Sunday Letters
Link to Centennial photos
21 MAY 2000

Dear Friend,

“Long live the King!”
. . . In my world, it’s not unusual to hear hundreds shouting, “Long Live The King!” As soon as that cheer dies down, it’s not unusual to hear some resonant voice proclaim, “Off with his head!” After all, we live in a country which no longer suffers under the arbitrary rule of monarchs. We prefer the arbitrary rule of our peers.
. . . Yesterday was my wife’s birthday, a big one whose number we shall neither dwell on nor disclose. As part of our little celebration, she and I ended the day by walking down to the Candlelight Music Theater to witness “Pippin.” At one point in this light-hearted musical, Pippin murders his father, Charlemagne. He is then proclaimed the new king, and the crowd roars, “Long live the King!”
. . . Just before this, we had shared a meal of roast pig with 250 neighbors at the Gild Hall. In that hall, too, people were shouting, “Long live the King!” The meal was part of Arden’s Centennial Celebration. Secretly, Barbara and I knew better; we knew it was all in honor of her birthday. In my world, it’s not unusual for people to think one thing is true while, in fact, the truth is known to only a few.
. . . As part of the celebration, there had been a parade that afternoon, a Maypole dance, songs from a hundred years ago by the Ardensingers, excerpts from Gilbert and Sullivan, trained dog demonstrations, and a display of horsemanship. Most people were in costume. Photographers would have flocked here if they had know what visual delights awaited them but then, this was only the first centennial celebrated in our village, so the word isn’t out yet. Me, I went nuts with my little digital photon recording device. You’ll find the results at http://users.snip.net/~schweers/centenn.htm.
. . . There was also a king and queen -- King George and Queen Sadie. Five trumpets would blast and the crowd would shout “Long live the King!” These cheers were encouraged by prompters displaying signs which said “Applause” and “Lusty Cheers”.

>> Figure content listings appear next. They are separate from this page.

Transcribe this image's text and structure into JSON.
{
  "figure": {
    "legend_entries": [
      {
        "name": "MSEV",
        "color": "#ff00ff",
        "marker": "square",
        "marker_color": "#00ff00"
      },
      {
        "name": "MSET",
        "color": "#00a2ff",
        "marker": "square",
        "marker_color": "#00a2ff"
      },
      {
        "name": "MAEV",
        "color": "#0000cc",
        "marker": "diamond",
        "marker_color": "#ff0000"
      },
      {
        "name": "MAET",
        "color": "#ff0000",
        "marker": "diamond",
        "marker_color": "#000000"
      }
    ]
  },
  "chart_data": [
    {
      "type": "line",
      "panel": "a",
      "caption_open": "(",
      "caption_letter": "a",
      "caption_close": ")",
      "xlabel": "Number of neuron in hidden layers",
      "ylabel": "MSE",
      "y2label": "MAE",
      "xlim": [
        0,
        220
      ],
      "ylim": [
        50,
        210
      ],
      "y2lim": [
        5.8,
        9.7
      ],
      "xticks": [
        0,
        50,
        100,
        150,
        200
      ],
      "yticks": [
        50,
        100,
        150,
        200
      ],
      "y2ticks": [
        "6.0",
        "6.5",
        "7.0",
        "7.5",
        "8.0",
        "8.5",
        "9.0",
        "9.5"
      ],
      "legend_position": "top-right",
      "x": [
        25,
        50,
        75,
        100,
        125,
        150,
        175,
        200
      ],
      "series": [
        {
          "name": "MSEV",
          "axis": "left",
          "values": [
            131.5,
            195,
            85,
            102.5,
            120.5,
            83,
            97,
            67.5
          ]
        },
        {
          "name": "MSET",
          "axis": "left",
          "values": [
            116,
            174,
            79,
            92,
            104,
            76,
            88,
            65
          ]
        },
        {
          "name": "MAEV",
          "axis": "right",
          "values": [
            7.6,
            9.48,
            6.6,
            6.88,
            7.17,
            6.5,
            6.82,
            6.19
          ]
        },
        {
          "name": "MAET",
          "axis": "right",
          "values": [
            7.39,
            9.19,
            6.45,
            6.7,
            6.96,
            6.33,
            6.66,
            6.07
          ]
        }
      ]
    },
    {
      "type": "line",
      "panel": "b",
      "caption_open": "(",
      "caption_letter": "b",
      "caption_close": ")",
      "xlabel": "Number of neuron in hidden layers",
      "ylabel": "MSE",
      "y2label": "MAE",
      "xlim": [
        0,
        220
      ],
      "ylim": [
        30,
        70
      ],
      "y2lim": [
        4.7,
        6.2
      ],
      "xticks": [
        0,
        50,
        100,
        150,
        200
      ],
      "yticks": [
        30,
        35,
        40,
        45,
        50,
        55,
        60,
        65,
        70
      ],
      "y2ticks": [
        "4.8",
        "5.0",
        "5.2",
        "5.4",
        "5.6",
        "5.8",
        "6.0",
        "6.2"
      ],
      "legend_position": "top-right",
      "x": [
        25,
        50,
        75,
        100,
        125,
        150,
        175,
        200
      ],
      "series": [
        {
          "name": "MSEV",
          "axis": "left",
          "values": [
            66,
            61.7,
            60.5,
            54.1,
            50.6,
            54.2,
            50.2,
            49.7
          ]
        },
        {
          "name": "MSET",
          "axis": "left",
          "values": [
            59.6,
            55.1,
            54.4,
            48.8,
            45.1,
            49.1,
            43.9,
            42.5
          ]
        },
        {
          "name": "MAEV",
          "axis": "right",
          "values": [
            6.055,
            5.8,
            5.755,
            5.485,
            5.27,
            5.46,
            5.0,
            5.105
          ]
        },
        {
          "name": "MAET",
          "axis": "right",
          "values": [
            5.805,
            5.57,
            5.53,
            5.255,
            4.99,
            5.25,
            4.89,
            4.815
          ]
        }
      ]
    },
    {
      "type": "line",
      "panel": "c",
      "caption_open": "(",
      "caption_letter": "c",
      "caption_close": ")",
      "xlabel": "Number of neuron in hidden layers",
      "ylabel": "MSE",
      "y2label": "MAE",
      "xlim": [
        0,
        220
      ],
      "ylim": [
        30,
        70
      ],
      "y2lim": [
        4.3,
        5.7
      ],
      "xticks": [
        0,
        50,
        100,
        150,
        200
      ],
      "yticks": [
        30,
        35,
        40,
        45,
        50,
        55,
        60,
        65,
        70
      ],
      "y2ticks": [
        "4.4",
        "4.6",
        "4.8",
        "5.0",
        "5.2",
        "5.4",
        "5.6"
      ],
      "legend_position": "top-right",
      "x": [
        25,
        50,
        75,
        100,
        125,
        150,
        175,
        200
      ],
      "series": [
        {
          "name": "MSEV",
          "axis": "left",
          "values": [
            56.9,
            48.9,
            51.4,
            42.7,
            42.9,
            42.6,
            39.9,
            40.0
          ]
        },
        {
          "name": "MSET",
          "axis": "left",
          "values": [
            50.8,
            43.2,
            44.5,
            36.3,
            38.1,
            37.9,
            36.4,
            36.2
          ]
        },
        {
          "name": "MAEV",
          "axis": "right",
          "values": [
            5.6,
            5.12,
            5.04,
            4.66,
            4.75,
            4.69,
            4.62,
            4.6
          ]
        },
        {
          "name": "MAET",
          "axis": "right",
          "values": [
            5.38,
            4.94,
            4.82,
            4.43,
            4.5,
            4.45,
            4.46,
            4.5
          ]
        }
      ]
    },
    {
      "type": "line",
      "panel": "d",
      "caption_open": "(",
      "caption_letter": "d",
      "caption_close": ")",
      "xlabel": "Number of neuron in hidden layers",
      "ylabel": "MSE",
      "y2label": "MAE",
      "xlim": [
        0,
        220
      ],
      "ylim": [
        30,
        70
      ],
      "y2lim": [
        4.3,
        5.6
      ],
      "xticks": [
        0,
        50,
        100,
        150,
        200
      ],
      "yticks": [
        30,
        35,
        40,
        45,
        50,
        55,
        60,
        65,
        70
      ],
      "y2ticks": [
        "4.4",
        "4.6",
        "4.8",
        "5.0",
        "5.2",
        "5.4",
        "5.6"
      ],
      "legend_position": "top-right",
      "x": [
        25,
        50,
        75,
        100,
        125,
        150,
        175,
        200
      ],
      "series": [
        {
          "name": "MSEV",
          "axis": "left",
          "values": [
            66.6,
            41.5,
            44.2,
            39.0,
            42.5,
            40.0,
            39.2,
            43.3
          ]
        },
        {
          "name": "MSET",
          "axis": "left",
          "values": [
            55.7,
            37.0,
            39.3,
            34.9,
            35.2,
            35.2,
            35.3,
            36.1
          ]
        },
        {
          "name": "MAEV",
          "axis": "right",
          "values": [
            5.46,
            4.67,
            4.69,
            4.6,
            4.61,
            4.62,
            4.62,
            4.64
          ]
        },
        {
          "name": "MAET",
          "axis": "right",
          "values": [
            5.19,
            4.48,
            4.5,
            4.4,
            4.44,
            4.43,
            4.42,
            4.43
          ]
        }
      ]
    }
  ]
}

. . . Costumes came from “the Shakespeare closet” (doesn’t every community have one?) and other sources. I dressed as a typical Texan, the kind of person you see walking down Congress Avenue in Austin, Texas in jeans, boots, fancy belt, bolo tie, and Stetson hat. Barbara simply dressed fancy.
. . . Did I mention it was spitting, drizzling, and just plain raining during the parade? Alan, one person I talked to, hadn’t noticed. He was one of the trumpeters. In fact, the trumpets were his, a purchase he made at a Delaware School of Music garage sale. Alan, it turns out, used to own the house we are buying. He’s promised to give us a tour once we move in in July. Like many Ardenites, he grew up here, moved away, and then moved back.
. . . At one point that afternoon, after the bellowing of trumpets and cheers for the king, King George himself rose up and bid us all remember the founders of Arden and their vision of land owned in common, people dressed in costume, villages surrounded by woods, connected by small lanes, enlivened by strong community, and a place of “free love.”
. . . “Yah! Free love! More free love!” the boisterous medieval lackey beside me yelled in fun. Then behind me I heard a voice say, not shout, “All love has a price.”
. . . I looked around to see who had said such a sensible thing. Cynic that I am, my first interpretation of her remark was, “If you love, you’ll pay a price once they get their hooks in you.” But that was wrong. I knew something of this woman’s story.
. . . Her son developed a brain tumor in college and survived two operations but lost an eye. Years later, when a fist-sized tumor reappeared, a team of fifteen operated for 18 hours, leaving her son in a coma that lasted five months before he regained consciousness and most of his motor skills. Now new tumors have reappeared, this time in the son’s lungs. To add to her trials, her husband has serious spinal problems -- the diagnosis is GOK -- “God Only Knows.” All the same she faces the world not only bravely but with joy. She loves her neighbors and God. I can’t say how consistent she is, just what I’ve seen. She knows that love has a price.
. . . Leaving the celebration to put on a sweater and a jacket and to download my digital photos, I ran into another neighbor, a man a bit older than me, a curmudgeon. He was walking with a four-year-old boy, perhaps his grandson. It wasn’t his grandson. “No,” my neighbor said, “he’s no relation to me. His mother’s a druggie. His grandmother has care of him and he visits with me three times a week. I don’t have grandkids of my own, so I chose him.”
. . . In my world, it’s not unusual to find that curmudgeons are lovable and mothers abandon sons. It’s not unusual to find that terrible things happen to people who nevertheless find joy. My world is full of color and costume, disappointment and danger. It fills my heart with love and then breaks it. My world is like that.
. . . I’m glad you’re part of it. “Long live the King!”